“Ha picado un atún. En la superficie del agua bulle la espuma y el pez viene hacia mí saltando mientras cobro suavemente el sedal para que no escape. Todas las olas del mar fueron en otro tiempo las personas que amé. Mientras la mar batía las rocas, aprendí leyendo a Marco Aurelio que la vida consiste en ir muriendo y sólo se alcanza la sabiduría cuando uno incorpora la muerte a los placeres de cada día. ¿Dónde está ahora aquella niña que se balanceaba en la mecedora blanca? Dentro de la muerte también se crece y se alcanza la belleza, se puede ser feliz y finalmente se muere uno dentro de la muerte. En aquella casa con gruesas paredes de cal estaba un baúl que he recuperado y en la tapa de terciopelo había un círculo verde que dejó una manzana al pudrirse. Un día la mujer se atrevió a abrirlo y, después de tantos años, vi que contenía todo cuanto soy: el efímero aliento formado por lo que he amado y aquello que los muertos que me amaron han dejado en mi memoria junto con muchos cacharros inservibles, la esfera del mapamundi, el telescopio y el espejo roto.
Después de varias horas de navegación, a media tarde he vuelto a casa y he traspasado hacia dentro la puerta carcomida del jardín con dos atunes en una bolsa. Se los he presentado a la mujer como una ofrenda y ella ha comenzado a prepararlos para la cena. Cada movimiento de las manos se acomodaba a su pensamiento y a los latidos de su corazón para seguir fielmente una receta marinera con estos ingredientes: 4 rodajas de atún, 1 cucharada de alcaparras, 250 gramos de tomate en puré, 1 ramita de albahaca, 1 cebolla, 1 ramillete de perejil y un poco de harina blanca, aceite, pimienta y sal.
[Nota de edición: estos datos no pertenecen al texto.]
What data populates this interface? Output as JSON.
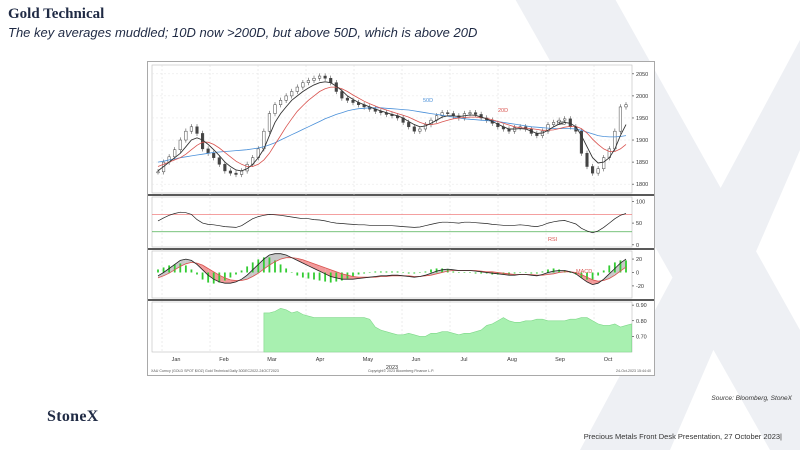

La mujer había dividido uno de los filetes de atún en cuatro partes, las había golpeado ligeramente, lavado y secado con un paño, había preparado el pescado para escabecharlo en una fuente honda con aceite, sal, pimienta, ajo y zumo de limón, y cuando se disponía a picar la cebolla muy fina y las alcaparras, después de lavar y limpiar el perejil y la albahaca, ha sonado de nuevo el timbre de casa. La mujer ha cruzado el jardín para abrir la puerta y desde la ventana del estudio he visto que hablaba de nuevo con la visita de esta mañana.
—¿Regresó ya? —ha preguntado la joven.
—No, lo siento, el señor sigue en el mar —ha contestado la mujer.
—¿De veras?
—Sigue navegando.
—Está bien.
Desde la ventana del estudio he visto que la joven abandonaba el jardín. He oído la arrancada de su coche. Después toda la casa se ha llenado del perfume de atún macerado que salía de la cocina y yo me he quedado de pie contemplando el membrillero lleno del último sol de la tarde.”